Willemijn Appels joined Lethbridge College earlier this year to fill the position, which is paid for by a $3.1-million gift from Lloyd and Dorothy Mueller, announced in 2014, and $1.9 million in additional funding from the college. Appels, who is originally from the Netherlands, came to Lethbridge from the University of Saskatchewan, where her work focused on hydrological processes at reclamation sites in the Alberta oilsands. So far, her work in Lethbridge has centred on soil dynamics in canola using different irrigation methods and finding ways to allow for more advanced water management practices on farms.

“It is great timing to become part of the college as it is ramping up its applied research program,” Appels said. “There is a lot of support available that will hopefully translate into relevant and innovative research projects.”

Irrigation is critical for Alberta agriculture, as the province contains 67 per cent of all the irrigated land in Canada. Even though less than six per cent of Alberta’s farmland is irrigated, that land contributes more than 19 per cent of the province’s gross primary agricultural production.
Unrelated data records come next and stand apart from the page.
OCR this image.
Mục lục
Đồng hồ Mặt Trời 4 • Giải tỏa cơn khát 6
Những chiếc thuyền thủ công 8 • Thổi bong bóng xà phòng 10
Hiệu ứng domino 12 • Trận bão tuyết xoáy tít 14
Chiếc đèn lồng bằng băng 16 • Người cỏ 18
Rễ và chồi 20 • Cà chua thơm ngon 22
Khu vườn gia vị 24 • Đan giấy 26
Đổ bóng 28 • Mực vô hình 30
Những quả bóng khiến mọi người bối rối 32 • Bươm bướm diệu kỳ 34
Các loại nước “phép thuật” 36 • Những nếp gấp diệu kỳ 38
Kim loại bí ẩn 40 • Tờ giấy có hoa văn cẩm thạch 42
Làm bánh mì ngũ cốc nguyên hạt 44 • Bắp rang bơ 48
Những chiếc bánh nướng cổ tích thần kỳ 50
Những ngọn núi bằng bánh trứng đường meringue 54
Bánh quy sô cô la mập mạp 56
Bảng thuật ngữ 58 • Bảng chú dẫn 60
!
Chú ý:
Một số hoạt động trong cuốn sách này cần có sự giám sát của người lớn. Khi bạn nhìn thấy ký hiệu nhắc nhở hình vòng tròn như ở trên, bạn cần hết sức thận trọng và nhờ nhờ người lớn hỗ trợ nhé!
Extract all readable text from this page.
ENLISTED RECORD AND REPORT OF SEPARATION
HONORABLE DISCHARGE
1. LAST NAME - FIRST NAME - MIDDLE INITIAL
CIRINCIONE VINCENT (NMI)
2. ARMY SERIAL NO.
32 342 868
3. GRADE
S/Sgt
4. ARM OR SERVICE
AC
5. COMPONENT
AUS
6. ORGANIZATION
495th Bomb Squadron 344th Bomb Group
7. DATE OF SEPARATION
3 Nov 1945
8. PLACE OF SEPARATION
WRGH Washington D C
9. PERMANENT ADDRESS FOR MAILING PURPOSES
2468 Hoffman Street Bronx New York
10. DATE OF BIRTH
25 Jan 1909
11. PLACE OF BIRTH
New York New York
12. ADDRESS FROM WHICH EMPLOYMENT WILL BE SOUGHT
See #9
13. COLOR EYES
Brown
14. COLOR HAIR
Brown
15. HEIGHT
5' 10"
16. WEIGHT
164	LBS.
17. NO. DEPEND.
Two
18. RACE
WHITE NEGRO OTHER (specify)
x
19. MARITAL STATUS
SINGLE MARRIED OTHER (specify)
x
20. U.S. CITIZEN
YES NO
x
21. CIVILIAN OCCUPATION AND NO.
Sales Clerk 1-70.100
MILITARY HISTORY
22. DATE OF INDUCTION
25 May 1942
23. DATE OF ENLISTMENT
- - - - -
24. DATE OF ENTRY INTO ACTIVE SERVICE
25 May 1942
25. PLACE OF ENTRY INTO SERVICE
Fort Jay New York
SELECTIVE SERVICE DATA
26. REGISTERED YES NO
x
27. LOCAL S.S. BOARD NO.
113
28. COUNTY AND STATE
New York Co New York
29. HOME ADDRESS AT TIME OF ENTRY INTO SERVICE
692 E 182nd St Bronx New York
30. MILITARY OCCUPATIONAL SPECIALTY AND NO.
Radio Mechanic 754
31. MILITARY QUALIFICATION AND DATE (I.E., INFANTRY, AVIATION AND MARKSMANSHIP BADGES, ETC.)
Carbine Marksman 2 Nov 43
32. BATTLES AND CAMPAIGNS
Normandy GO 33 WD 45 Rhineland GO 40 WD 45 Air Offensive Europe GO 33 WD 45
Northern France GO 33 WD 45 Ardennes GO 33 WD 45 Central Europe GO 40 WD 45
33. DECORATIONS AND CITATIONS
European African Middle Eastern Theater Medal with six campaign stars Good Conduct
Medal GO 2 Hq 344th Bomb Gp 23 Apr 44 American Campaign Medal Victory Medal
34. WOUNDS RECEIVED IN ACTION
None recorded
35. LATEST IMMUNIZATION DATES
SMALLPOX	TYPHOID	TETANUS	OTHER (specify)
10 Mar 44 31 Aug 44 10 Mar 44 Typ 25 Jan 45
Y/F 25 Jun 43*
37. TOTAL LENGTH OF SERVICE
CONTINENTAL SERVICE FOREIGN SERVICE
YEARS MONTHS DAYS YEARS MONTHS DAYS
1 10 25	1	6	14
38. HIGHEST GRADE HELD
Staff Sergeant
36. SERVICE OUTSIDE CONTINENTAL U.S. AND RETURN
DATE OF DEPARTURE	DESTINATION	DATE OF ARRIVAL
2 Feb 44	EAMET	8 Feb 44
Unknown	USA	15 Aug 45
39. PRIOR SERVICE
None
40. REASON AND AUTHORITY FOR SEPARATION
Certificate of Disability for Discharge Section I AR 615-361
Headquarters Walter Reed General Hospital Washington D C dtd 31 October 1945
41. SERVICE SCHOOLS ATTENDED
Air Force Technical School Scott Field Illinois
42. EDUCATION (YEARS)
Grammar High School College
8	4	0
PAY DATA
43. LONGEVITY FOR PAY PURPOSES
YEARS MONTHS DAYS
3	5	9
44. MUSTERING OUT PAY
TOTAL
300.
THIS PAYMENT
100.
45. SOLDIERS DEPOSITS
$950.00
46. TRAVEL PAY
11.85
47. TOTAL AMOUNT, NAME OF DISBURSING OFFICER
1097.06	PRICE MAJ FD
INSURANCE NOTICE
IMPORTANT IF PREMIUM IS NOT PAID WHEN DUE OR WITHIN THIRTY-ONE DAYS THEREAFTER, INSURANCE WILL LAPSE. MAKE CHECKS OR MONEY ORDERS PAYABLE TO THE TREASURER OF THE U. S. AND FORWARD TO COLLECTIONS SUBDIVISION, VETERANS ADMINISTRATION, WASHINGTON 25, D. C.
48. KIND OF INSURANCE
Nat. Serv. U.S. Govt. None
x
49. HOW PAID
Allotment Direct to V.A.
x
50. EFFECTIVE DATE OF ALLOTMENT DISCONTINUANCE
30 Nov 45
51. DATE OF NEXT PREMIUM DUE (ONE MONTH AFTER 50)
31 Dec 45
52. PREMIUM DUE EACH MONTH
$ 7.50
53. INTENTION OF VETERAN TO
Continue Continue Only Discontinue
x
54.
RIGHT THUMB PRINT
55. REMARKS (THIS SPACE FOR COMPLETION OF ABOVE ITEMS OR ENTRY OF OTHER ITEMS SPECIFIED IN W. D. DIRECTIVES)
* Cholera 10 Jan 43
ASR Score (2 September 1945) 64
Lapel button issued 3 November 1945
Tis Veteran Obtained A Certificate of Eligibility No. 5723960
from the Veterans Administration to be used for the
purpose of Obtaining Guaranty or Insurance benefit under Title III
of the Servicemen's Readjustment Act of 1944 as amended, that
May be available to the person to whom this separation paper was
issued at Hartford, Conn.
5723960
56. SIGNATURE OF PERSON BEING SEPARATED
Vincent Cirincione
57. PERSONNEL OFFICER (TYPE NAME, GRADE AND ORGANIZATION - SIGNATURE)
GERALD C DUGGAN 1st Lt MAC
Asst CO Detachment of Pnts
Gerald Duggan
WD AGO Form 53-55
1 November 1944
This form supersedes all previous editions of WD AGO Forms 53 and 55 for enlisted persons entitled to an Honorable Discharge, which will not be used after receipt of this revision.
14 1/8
Lethbridge County, in particular, has gained a reputation as the irrigation capital of Canada, with more than 297,000 acres of irrigated land.

Appels’ colleagues at Lethbridge College are excited to see how her research program will benefit the vibrant irrigated agriculture industry throughout southern Alberta.

“After working with Willemijn for a short amount of time, it’s easy to see that she has a scientific mind and a desire to understand and solve problems,” said Jeff Bronsch, irrigation industry liaison at Lethbridge College. “Her approach to develop a deep understanding of irrigated agriculture and her role as the Mueller Applied Research Chair in Irrigation Science is a great opportunity to move the industry forward in many different areas.”

Over the course of her first few months at Lethbridge College, Appels has branched out to create positive relationships with the key industry partners and producers she will be working closely with throughout her irrigation research.

“Willemijn is eager to dig in, get her hands dirty and contribute to the agriculture community through her research,” said Ken Coles, general manager of Farming Smarter. “We are thrilled to have the opportunity to work with her and wish her much success.”

Now that she is established in her new role, Appels is ready to put her expertise and new producer and industry relationships to work in order to drive innovation in the field of irrigation science.

“I have been fortunate to meet some wonderful people in and around Lethbridge who work in irrigation,” Appels said. “Producers, businesses, irrigation district people, government researchers—there is a wealth of knowledge and experience in this region and an enthusiasm to explore new technologies as they emerge. Figuring out how we can really optimize water use in agriculture with all available and advanced technology is a complex issue that will keep me busy for the coming years.”